Still, her sense of what is funny is growing more sophisticated by the day, and I can’t help but feel heartened by her appreciation for things that make us spurt milk through our noses.
For Meghan, knock-knock jokes long ago lost their luster, as has the one in which listeners are invited to guess why the chicken was crossing the road.
(The traditional answer is that he was attempting to reach the other side.

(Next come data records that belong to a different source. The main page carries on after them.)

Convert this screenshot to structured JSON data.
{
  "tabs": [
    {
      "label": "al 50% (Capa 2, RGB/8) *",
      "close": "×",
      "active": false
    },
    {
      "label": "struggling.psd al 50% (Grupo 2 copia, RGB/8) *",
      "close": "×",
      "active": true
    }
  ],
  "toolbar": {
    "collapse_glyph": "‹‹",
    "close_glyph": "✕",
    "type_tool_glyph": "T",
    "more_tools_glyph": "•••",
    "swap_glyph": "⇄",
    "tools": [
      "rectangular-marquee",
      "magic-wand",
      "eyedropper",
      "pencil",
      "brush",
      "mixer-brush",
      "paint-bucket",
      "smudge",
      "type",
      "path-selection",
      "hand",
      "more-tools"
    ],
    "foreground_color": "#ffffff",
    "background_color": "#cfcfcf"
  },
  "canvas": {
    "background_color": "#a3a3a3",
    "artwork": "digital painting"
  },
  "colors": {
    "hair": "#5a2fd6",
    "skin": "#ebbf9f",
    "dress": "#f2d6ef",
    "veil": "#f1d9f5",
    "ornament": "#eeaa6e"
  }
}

The much funnier answer is that Colonel Sanders was chasing him.)
Bazooka Joe comics, crudely rendered cartoons printed on flimsy strips of waxy paper and given away with high-density bubblegum, are equally unfulfilling for our budding humourist.
“I don’t get it,” is Meghan’s common response to the corny scenarios involving wisecracking Joe and his gang of beady-eyed miscreants.
I do my best to defend this special brand of humour as a subtle reference to the complex relationships between children and adults but soon find myself nodding in agreement.
“You’re right,” I’ll say. “These comics stink.”
It took me 40 years to realize that.
Meghan’s sister, Colleen the Younger, is only just beginning to explore the inner workings of comedy, and her grasp of the material is tenuous.
Here, for example, is Colleen’s recent attempt at the knock-knock genre, a time-honoured style of joke telling that left me weeping with laughter during my Leave-it-to-Beaver years.
“Knock knock.”
“Who’s there?”
“A doggy.”
“A doggy who?” I ask.
“The doggy ate your underwear.”
I know, the punch line is nonsensical and veers wildly from the tried-and-true formula.
Still, you have to give her marks for using “underwear,” as this is a genuinely funny word on par with “carbuncle” and “Watusi.”
I don’t even mind that Colleen suffers a giggle fit while blurting out the punch line, because I know she is experiencing the unmatchable joy of a good laugh.
I can’t wait to tell her the one about the chicken crossing the road.